Firefly Dance

Firefly Dance
By Adelicia Vander Els
Lake Champlain Waldorf High School, Grade 9
A lone firefly dances on an old man's grave,
And from the darkness another joins him.
Soon thousands of fireflies dance upon his old man bones,
Singing their fire dance song.
They spiral upwards,
Carrying his soul
Upon their spark-tipped wings.
The firefly tribe illuminates the cold and frosty night,
Making light to show his spirit
dance a dead man's jig.
They reach the heavens and leave him there,
And as the morning light draws near,
All one thousand disappear.

hello!
Hey Addie,
I'm Suzanne, a senior English major with a concentration in poetry and a writing tutor at the University of Vermont. I think Firefly Dance is a beautiful poem...you do a great job balancing a concrete yet dream-like image (the fireflies dancing) with the more abstract idea of the fireflies acting as a sort of divine escort. I found the lines "They spiral upwards, / Carrying his soul / Upon their spark-tipped wings" especially effective (and lovely).

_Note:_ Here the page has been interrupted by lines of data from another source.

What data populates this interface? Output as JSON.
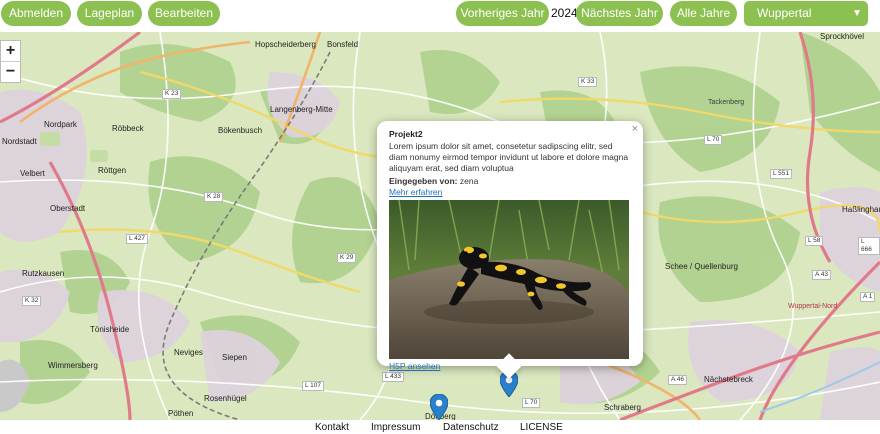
{
  "toolbar": {
    "logout_label": "Abmelden",
    "layout_label": "Lageplan",
    "edit_label": "Bearbeiten",
    "prev_year_label": "Vorheriges Jahr",
    "current_year": "2024",
    "next_year_label": "Nächstes Jahr",
    "all_years_label": "Alle Jahre",
    "city_select": "Wuppertal"
  },
  "colors": {
    "accent": "#8cc152",
    "link": "#1e73be",
    "marker": "#2a81cb"
  },
  "zoom": {
    "in_label": "+",
    "out_label": "−"
  },
  "popup": {
    "title": "Projekt2",
    "description": "Lorem ipsum dolor sit amet, consetetur sadipscing elitr, sed diam nonumy eirmod tempor invidunt ut labore et dolore magna aliquyam erat, sed diam voluptua",
    "author_label": "Eingegeben von:",
    "author": "zena",
    "more_link": "Mehr erfahren",
    "h5p_link": "H5P ansehen",
    "close": "×",
    "image_alt": "fire-salamander-photo"
  },
  "map_labels": {
    "hopscheiderberg": "Hopscheiderberg",
    "bonsfeld": "Bonsfeld",
    "langenberg": "Langenberg-Mitte",
    "nordpark": "Nordpark",
    "robbeck": "Röbbeck",
    "bokenbusch": "Bökenbusch",
    "nordstadt": "Nordstadt",
    "velbert": "Velbert",
    "rottgen": "Röttgen",
    "oberstadt": "Oberstadt",
    "rutzkausen": "Rutzkausen",
    "tonisheide": "Tönisheide",
    "wimmersberg": "Wimmersberg",
    "neviges": "Neviges",
    "siepen": "Siepen",
    "rosenhugel": "Rosenhügel",
    "pothen": "Pöthen",
    "dornberg": "Dönberg",
    "schrabberg": "Schraberg",
    "nachstebreck": "Nächstebreck",
    "schee": "Schee / Quellenburg",
    "sprockhovel": "Sprockhövel",
    "haßlinghausen": "Haßlinghausen",
    "tackenberg": "Tackenberg",
    "wuppertal_nord": "Wuppertal-Nord"
  },
  "road_tags": [
    "K 23",
    "K 33",
    "K 28",
    "K 29",
    "L 427",
    "K 32",
    "L 70",
    "L 551",
    "L 58",
    "L 666",
    "A 43",
    "A 1",
    "A 46",
    "L 433",
    "L 107",
    "L 70"
  ],
  "footer": {
    "contact": "Kontakt",
    "imprint": "Impressum",
    "privacy": "Datenschutz",
    "license": "LICENSE"
  }
}
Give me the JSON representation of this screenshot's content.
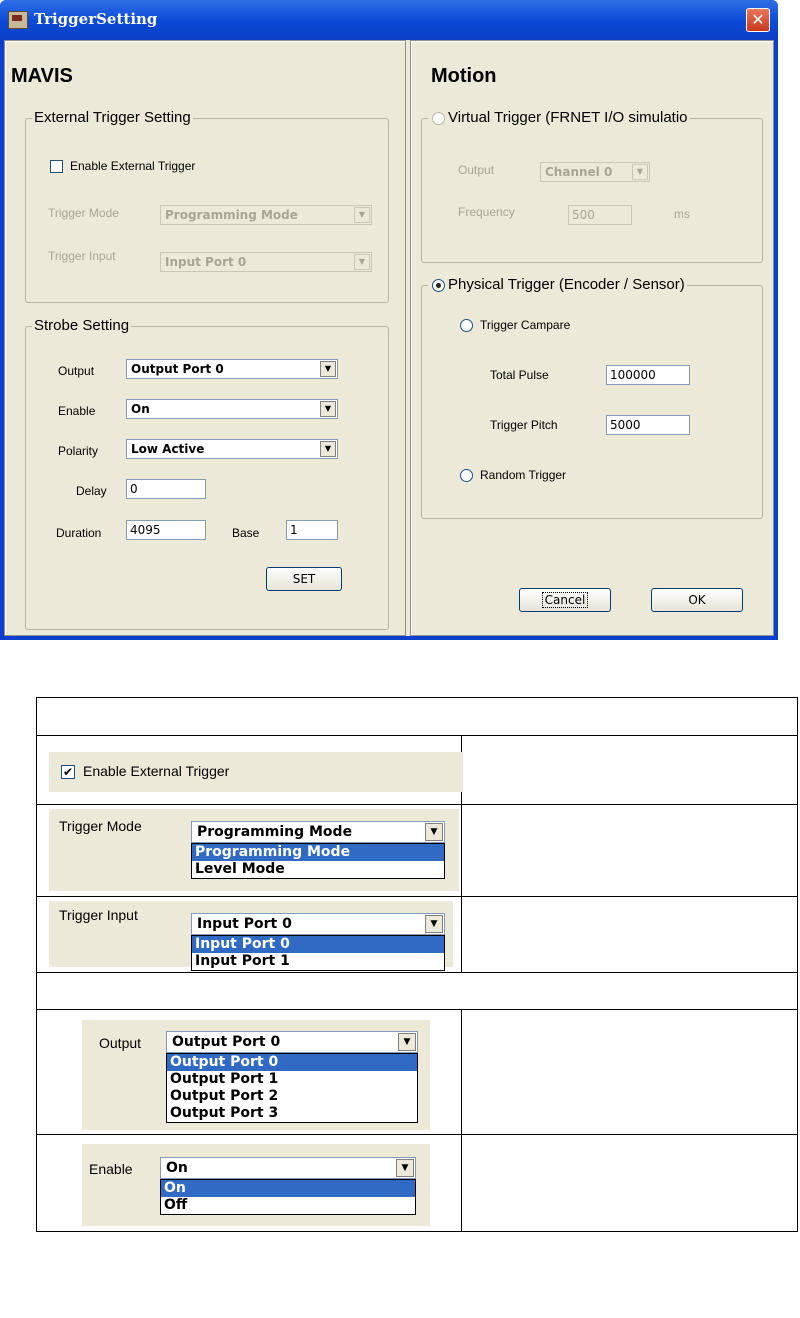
{
  "window": {
    "title": "TriggerSetting",
    "close_glyph": "✕"
  },
  "mavis": {
    "title": "MAVIS",
    "external": {
      "group_title": "External Trigger Setting",
      "enable_label": "Enable External Trigger",
      "enable_checked": false,
      "mode_label": "Trigger Mode",
      "mode_value": "Programming Mode",
      "input_label": "Trigger Input",
      "input_value": "Input Port 0"
    },
    "strobe": {
      "group_title": "Strobe Setting",
      "output_label": "Output",
      "output_value": "Output Port 0",
      "enable_label": "Enable",
      "enable_value": "On",
      "polarity_label": "Polarity",
      "polarity_value": "Low Active",
      "delay_label": "Delay",
      "delay_value": "0",
      "duration_label": "Duration",
      "duration_value": "4095",
      "base_label": "Base",
      "base_value": "1",
      "set_label": "SET"
    }
  },
  "motion": {
    "title": "Motion",
    "virtual": {
      "label": "Virtual Trigger (FRNET I/O simulatio",
      "selected": false,
      "output_label": "Output",
      "output_value": "Channel 0",
      "frequency_label": "Frequency",
      "frequency_value": "500",
      "frequency_unit": "ms"
    },
    "physical": {
      "label": "Physical Trigger (Encoder / Sensor)",
      "selected": true,
      "compare_label": "Trigger Campare",
      "total_pulse_label": "Total Pulse",
      "total_pulse_value": "100000",
      "pitch_label": "Trigger Pitch",
      "pitch_value": "5000",
      "random_label": "Random Trigger"
    },
    "cancel_label": "Cancel",
    "ok_label": "OK"
  },
  "table": {
    "enable_ext": {
      "label": "Enable External Trigger",
      "checked": true
    },
    "trigger_mode": {
      "label": "Trigger Mode",
      "value": "Programming Mode",
      "options": [
        "Programming Mode",
        "Level Mode"
      ]
    },
    "trigger_input": {
      "label": "Trigger Input",
      "value": "Input Port 0",
      "options": [
        "Input Port 0",
        "Input Port 1"
      ]
    },
    "output": {
      "label": "Output",
      "value": "Output Port 0",
      "options": [
        "Output Port 0",
        "Output Port 1",
        "Output Port 2",
        "Output Port 3"
      ]
    },
    "enable": {
      "label": "Enable",
      "value": "On",
      "options": [
        "On",
        "Off"
      ]
    }
  },
  "colors": {
    "titlebar": "#0b49d6",
    "dialog_bg": "#ece9d8",
    "selection": "#316ac5"
  },
  "icons": {
    "combo_arrow": "▼",
    "check": "✔"
  }
}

The rhyming in the last three lines also worked really well, and I'm wondering if you'd want to play around with rhyme or close rhyme (like "night" and "spirit") in the rest of the poem. It seems a bit fussy, but the grammar in the line "Making light to show his spirit / dance a dead man's jig" is throwing me a little...I'm not sure what it is...maybe "How to dance a dead man's jig"? Or "Dancing a dead man's jig"?
Keep up the poetry - you have a definite feel for it!